Djawanews - Ketua Pengadilan Agama (PA) Kabupaten Pringsewu, Lampung Ridwan Harahap mengatakan, angka perceraian di daerahnya masuk dalam kategori tinggi. Rata-rata tiap tahun, pengadilan menerima 700 perkara perceraian.
Jumlah itu merujuk data statistik Pengadilan Agama Pringsewu selama masa pandemi Covid-19 ini. Rinciannya, Tahun 2019 terdapat 711 kasus, 2020 terdapat 731 kasus, dan sampai Juni 2021 ini sudah ada 484 kasus.
"Berarti setiap tahunnya, ada kurang lebih 700 duda dan 700 janda di Kabupaten Pringsewu," kata Ridwan, Senin, 5 Juli.
Mengapa bisa terjadi? Ridwan bilang penyebabnya banyak hal. Di antaranya perselisihan dan pertengkaran terus menerus, ekonomi, meninggalkan salah satu pihak, kekerasan dalam rumah tangga, judi, poligami, dihukum penjara, mabuk, murtad, dan madat.
Ia menyebut pandemi Covid-19 juga berdampak pada kasus perceraian di Pringsewu. Akibat Covid, banyak usaha dan ekonomi keluarga yang melemah sehingga mengurangi keharmonisan.
Sementara 75 persen kasus perceraian yang terjadi ini adalah cerai gugat yakni dari permintaan istri. Akibat perceraian ini lanjutnya, berbagai dampak negatif bagi diri dan masyarakat pun bermunculan.

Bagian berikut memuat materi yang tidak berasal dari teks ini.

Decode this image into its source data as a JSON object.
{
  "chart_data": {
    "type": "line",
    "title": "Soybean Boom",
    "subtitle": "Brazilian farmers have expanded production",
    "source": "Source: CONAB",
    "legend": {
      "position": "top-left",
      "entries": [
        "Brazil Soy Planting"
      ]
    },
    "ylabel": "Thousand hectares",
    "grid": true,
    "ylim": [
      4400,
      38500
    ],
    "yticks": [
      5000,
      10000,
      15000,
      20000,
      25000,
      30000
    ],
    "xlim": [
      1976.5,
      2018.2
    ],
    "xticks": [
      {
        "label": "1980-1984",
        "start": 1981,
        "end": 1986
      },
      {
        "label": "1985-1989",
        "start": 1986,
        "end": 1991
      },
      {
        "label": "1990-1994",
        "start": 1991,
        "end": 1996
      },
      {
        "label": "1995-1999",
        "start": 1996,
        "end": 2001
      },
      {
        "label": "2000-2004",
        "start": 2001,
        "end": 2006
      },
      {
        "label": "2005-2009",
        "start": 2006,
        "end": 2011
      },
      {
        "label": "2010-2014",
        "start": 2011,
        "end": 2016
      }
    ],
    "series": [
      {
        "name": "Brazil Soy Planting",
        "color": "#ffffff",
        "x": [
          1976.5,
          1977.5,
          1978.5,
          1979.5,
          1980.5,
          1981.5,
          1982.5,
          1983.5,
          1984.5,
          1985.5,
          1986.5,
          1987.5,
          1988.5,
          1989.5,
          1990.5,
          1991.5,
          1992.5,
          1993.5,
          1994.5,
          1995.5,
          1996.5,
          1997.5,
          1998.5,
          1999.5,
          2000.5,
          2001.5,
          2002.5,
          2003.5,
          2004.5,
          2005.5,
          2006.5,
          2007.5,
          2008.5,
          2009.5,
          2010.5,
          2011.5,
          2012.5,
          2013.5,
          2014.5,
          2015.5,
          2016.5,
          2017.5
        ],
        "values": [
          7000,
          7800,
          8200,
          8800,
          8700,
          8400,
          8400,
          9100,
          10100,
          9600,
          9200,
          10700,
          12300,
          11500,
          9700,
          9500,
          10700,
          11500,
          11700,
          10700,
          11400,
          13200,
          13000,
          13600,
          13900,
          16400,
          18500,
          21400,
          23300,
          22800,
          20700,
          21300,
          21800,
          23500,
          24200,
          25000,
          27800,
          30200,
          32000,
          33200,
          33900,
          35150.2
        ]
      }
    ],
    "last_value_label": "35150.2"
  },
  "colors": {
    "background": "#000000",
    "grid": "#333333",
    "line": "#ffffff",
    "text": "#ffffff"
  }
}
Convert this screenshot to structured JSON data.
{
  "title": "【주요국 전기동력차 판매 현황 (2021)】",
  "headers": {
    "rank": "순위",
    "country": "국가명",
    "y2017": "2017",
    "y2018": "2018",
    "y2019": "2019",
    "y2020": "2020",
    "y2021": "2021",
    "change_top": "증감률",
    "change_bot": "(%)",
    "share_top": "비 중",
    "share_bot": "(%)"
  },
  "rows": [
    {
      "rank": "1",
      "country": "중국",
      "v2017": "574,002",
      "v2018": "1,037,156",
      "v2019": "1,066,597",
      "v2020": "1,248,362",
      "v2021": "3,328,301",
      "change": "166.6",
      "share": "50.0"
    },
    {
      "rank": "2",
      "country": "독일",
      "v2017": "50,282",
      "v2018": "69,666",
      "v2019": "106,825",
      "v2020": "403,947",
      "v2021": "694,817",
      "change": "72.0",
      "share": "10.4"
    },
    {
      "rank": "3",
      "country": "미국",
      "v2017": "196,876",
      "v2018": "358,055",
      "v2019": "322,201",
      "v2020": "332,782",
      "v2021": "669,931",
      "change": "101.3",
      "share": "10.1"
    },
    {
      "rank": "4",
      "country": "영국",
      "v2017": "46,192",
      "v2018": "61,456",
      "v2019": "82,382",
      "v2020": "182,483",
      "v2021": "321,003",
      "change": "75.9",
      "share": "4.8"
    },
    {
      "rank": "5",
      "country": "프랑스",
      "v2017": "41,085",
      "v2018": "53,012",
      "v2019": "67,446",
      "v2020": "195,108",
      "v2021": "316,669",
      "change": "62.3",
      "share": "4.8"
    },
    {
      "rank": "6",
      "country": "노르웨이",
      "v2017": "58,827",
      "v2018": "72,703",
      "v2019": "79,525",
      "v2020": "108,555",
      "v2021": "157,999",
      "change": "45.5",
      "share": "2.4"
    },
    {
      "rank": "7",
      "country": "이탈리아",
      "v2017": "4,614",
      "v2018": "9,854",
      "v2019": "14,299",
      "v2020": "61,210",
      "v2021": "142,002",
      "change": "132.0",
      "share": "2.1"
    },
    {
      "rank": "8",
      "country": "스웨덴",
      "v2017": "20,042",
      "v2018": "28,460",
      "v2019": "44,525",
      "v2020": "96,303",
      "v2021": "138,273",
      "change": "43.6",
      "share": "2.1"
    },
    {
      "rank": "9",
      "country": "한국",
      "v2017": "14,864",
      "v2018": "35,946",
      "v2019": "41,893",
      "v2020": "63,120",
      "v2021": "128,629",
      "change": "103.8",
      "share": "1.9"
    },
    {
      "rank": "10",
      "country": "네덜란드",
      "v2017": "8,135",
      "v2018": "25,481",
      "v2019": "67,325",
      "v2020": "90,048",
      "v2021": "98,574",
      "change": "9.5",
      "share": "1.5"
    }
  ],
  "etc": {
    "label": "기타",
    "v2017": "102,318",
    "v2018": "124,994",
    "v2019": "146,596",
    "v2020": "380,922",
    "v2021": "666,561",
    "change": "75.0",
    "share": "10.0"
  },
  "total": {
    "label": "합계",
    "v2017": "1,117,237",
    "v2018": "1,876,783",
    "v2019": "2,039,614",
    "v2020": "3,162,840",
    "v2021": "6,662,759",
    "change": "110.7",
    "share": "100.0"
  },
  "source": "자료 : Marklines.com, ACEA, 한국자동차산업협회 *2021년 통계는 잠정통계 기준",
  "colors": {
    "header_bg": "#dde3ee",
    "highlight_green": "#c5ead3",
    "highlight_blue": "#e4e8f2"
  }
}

"Contohnya anak-anak jadi tidak terurus. Narkoba meningkat, karena ternyata sebagian dari anak-anak yang mengkonsumsi narkoba berasal dari keluarga broken home," ungkapnya seperti dilansir dari NU Online.
Selain tingginya perceraian, pihaknya juga banyak menemukan perkawinan yang tidak tercatat alias pernikahan siri. Pernikahan yang tidak tercatat di Kantor Urusan Agama ini banyak dilakukan pasangan muda dengan hanya memenuhi syarat rukunnya saja seperti persetujuan wali, ijab kabul, dan saksi. Ini terungkap setelah yang bersangkutan meminta isbath nikah ke Pengadilan Agama karena membutuhkan dokumen untuk berbagai kepentingan.
Ia khawatir jika kebiasaan ini dibiarkan, maka akan banyak masyarakat yang tidak menikah resmi melalui KUA namun memilih untuk menempuh isbath nikah di Pengadilan Agama. Ia mengaku belum tahu penyebab fenomena ini, apakah karena kurangnya akses ke KUA atau memang faktor kesengajaan.
Selain tingginya angka perceraian di Pringsewu, Ridwan juga mengungkapkan berbagai masalah yang banyak ditangani oleh pihaknya. Di antaranya adalah semakin meningkatnya angka permohonan dispensasi nikah di Pengadilan Agama sejak dikeluarkannya UU No. 16 tahun 2019 ini.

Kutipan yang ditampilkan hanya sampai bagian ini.